The judge reinforced the view taken in Dudley MBC v Willets  ICR 31, and in fact right back to the Williams and others v British Airways plc (Case C-155/10) in 2012 that, ‘pay that is intrinsically linked to the performance of the tasks which the worker is required to carry out’ is to be classed as ‘normal remuneration’ which is the definition of the pay that must be received when an employee is on paid annual leave – not ‘contractual remuneration’ which could be taken to be just basic pay. To receive anything less than normal remuneration would be a disincentive to take paid holiday so would defeat the intention of the EU WTD that statutory leave is primarily a health and safety measure to give employees time away from work. Lord Justice Benn ruled that there was no distinction in the two types of overtime and that as both could be paid on a ‘regular and settled ‘ basis they fell to be treated as remuneration.
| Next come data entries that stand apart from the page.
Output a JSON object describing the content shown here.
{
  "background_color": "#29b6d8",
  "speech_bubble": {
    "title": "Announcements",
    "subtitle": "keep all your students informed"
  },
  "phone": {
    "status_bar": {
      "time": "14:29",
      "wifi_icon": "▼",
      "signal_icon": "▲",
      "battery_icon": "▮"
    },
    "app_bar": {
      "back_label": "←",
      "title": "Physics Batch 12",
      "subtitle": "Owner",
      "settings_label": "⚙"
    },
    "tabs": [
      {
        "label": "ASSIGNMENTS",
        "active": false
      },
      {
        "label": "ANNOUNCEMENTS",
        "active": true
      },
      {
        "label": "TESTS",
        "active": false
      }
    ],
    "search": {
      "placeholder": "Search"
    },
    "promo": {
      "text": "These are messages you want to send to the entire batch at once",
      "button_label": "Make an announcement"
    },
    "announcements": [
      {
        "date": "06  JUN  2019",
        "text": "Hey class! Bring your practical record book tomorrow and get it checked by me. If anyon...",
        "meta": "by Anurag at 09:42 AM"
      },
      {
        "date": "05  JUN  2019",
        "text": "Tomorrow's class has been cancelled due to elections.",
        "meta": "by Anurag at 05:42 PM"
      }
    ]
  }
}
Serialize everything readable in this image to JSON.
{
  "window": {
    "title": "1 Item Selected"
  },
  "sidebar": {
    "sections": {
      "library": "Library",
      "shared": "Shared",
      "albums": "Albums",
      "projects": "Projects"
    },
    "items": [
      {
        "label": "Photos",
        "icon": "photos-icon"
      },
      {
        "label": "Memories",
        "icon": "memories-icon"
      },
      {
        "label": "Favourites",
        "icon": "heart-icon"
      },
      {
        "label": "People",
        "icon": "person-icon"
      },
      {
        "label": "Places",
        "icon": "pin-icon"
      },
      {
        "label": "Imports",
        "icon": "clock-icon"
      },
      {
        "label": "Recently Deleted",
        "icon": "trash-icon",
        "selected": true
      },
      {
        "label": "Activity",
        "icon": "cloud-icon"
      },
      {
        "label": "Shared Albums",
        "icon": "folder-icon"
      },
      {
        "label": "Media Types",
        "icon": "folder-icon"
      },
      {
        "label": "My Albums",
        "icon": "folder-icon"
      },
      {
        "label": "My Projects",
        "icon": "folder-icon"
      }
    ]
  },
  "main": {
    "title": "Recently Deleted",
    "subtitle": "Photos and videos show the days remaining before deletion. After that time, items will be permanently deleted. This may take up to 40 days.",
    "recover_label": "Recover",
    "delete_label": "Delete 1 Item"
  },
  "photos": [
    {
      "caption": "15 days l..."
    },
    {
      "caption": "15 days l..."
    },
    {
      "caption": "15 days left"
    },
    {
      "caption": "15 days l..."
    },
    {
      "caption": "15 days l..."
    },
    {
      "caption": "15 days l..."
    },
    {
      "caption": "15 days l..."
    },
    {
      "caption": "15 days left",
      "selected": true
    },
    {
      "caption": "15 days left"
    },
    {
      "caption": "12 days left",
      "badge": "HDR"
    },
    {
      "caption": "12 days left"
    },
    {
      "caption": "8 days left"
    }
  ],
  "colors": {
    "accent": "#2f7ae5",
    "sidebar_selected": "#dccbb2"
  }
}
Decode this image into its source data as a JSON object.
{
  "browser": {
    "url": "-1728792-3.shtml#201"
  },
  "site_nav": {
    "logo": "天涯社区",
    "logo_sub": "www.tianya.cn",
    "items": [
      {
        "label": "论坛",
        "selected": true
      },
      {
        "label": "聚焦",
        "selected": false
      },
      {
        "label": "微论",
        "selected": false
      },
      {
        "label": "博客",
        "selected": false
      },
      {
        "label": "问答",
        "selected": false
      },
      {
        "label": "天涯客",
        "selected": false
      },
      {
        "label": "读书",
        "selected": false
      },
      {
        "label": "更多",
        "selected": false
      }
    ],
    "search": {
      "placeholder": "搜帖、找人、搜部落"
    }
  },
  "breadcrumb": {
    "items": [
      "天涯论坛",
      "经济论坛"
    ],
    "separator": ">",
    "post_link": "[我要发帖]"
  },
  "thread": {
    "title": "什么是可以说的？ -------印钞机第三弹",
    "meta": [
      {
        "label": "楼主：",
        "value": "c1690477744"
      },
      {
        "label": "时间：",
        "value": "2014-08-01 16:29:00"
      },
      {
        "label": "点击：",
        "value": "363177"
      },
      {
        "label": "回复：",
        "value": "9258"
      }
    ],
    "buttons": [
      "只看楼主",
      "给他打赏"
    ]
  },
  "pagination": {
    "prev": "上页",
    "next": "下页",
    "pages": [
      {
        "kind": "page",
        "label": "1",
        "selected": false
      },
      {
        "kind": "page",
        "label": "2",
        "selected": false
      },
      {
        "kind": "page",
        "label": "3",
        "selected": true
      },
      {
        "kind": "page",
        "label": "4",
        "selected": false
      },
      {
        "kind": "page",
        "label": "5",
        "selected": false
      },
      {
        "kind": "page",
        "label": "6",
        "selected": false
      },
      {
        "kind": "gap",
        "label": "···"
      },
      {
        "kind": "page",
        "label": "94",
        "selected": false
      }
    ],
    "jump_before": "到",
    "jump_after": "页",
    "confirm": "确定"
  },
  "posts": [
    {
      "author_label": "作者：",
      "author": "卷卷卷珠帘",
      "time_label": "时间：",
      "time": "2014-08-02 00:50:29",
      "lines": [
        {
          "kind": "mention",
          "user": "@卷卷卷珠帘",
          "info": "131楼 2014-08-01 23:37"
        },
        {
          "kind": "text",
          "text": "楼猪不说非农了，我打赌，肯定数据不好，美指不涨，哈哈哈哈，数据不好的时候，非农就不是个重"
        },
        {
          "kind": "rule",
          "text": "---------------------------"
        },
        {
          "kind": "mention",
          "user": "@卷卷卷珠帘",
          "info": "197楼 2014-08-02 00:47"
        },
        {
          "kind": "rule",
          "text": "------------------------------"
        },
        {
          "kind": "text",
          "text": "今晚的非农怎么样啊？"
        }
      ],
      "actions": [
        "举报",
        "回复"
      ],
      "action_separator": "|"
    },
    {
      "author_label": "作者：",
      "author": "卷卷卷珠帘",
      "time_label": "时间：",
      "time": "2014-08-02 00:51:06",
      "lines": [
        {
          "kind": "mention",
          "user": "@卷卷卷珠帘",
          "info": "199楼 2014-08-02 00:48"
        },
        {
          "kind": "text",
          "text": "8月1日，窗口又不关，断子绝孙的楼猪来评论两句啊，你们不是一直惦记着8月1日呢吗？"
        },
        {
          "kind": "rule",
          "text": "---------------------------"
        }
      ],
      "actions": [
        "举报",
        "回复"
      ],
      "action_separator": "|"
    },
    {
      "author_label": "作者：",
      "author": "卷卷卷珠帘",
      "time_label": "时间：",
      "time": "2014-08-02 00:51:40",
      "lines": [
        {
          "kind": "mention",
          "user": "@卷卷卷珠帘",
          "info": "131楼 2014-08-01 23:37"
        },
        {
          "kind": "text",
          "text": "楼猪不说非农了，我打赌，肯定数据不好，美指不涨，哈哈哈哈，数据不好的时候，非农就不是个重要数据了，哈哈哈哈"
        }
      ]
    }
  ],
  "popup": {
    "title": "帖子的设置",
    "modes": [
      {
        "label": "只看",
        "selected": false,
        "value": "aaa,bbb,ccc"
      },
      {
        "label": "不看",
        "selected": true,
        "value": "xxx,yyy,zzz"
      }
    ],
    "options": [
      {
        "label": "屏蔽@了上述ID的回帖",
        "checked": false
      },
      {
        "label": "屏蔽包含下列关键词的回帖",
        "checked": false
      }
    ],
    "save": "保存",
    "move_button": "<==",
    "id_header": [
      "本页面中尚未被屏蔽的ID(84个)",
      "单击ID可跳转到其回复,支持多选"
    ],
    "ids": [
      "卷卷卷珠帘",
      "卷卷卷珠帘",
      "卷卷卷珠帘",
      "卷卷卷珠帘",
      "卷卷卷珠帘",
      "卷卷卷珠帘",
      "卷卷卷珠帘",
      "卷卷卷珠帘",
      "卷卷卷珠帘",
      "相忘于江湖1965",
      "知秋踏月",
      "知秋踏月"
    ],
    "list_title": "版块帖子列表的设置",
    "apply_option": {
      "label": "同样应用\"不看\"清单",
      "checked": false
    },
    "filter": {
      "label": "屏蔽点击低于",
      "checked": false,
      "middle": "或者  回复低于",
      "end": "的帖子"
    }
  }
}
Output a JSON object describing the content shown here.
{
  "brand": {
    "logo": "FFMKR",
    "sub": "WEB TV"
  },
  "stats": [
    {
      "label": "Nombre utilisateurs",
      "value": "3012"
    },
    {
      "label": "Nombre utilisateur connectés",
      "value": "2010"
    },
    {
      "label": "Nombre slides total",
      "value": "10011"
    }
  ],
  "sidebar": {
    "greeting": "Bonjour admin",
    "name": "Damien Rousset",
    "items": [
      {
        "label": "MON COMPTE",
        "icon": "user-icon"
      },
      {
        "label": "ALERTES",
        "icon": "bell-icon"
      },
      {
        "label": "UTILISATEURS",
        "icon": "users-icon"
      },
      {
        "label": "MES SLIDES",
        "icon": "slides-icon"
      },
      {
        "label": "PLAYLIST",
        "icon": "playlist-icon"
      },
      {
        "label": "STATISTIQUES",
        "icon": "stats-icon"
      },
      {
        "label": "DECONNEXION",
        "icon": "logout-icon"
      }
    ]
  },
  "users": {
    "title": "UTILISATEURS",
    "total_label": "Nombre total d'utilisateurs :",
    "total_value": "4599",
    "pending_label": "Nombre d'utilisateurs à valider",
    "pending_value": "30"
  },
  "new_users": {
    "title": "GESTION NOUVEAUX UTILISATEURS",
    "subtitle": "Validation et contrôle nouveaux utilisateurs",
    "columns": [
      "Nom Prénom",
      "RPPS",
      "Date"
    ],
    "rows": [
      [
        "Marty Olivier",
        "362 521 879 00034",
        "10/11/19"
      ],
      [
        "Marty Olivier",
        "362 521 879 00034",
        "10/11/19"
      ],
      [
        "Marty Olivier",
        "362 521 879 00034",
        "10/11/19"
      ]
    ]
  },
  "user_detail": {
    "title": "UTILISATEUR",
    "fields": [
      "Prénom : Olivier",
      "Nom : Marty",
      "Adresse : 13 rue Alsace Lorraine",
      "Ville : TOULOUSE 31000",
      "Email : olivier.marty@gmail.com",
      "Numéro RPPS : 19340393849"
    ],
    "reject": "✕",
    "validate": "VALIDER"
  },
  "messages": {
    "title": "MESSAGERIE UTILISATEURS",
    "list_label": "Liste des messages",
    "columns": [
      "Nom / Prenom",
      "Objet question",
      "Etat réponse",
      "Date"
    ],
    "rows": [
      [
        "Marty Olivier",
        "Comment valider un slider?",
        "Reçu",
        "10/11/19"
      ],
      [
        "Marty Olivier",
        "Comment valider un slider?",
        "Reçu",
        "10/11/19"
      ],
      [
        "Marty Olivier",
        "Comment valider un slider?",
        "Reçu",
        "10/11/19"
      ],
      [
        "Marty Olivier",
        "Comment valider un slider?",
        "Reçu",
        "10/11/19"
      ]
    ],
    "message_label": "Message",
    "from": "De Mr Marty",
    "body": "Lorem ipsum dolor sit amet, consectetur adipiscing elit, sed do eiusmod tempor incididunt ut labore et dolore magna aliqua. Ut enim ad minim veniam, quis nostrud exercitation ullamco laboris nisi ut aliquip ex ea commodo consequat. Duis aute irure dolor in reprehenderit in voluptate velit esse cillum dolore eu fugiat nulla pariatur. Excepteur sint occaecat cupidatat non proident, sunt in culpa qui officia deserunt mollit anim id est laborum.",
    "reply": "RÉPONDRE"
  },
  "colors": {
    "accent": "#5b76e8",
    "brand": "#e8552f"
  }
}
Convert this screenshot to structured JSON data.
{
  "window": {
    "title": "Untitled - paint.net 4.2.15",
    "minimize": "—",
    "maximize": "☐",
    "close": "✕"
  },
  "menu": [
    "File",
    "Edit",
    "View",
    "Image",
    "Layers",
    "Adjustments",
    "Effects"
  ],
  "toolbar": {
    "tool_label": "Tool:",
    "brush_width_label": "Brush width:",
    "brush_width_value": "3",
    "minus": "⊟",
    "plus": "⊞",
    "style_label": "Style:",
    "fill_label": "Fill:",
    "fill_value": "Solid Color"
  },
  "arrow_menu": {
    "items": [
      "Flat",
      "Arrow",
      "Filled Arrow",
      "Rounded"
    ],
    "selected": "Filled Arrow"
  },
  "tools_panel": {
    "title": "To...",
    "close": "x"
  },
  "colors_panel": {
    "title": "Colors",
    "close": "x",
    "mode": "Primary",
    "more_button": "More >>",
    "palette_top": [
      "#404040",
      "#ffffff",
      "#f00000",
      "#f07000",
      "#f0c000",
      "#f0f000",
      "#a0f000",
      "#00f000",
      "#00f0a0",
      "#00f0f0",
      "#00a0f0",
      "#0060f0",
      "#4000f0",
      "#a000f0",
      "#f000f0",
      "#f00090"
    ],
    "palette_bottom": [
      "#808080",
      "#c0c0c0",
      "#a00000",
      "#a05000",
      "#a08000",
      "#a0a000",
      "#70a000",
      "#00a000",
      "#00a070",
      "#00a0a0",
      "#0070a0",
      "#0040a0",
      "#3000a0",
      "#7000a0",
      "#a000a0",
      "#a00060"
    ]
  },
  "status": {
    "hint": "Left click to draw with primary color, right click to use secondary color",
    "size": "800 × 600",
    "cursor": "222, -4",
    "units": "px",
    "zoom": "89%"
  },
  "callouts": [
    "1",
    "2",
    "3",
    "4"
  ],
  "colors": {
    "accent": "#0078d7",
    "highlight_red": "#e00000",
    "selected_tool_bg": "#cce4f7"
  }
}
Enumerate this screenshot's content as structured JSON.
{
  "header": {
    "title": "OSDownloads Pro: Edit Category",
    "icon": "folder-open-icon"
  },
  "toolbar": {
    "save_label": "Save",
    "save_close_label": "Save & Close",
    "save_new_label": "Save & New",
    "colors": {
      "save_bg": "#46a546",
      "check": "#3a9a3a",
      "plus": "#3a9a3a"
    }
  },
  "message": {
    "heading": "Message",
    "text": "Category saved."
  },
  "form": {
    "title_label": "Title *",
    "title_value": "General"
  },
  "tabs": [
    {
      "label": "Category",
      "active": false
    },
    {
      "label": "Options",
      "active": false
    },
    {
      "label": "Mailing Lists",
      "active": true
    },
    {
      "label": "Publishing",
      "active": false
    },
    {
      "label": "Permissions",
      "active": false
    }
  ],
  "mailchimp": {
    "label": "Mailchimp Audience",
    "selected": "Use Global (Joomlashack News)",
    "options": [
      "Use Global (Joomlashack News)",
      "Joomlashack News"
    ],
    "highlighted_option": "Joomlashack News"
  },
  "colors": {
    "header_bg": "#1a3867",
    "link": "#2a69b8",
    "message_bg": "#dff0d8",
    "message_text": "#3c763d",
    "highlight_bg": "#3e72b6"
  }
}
It’s worth summarising the progress of the arguments about holiday pay in the UK and European courts. The CJEU considered the amount of holiday pay three times between 2006 and 2014 based on cases referred to it by the UK courts. This was necessary as the WTD only specifies that 4 weeks’ paid leave shall be given, not what elements make up ‘pay’.
- In the British Airways case, the pilots won their case that flying and time away from base supplements were part of their normal remuneration
- In Lock v British Gas commission was to be includes, and
- In Robinson-Steele v RD Retail Services the concept of rolled up holiday pay not being compatible with the WTD was explored and BEIS subsequently decided that it was unlawful
Much of the ruling was taken up with considering a controversial recent preliminary ruling by the CJEU in the case of Hein v Albert Holzkamm GmbH (C-385/17 13 December 2018) where the Advocate General said (in para 46 of his ruling) that all overtime payments were ‘exceptional and unforeseeable’ so should not be included. Lord Justice Benn gave this view short shrift with the following comment: ‘The CJEU is notorious for making pronouncements resembling those of the Oracle at Delphi, but even by their oracular standards paragraph 46 is hard to understand’. On that basis he felt the Advocate General had made a mistake in the ruling and had meant to say some overtime might be excluded if it was exceptional and unforeseeable, but that regularly performed overtime should not.
So following ACAS’ guidance it is now clear that voluntary overtime should be added to the list of pay elements that are to be included in holiday pay as long as the overtime is of a ‘regular and settled’ nature. Remember in the Willets case regular was considered to be only once a month.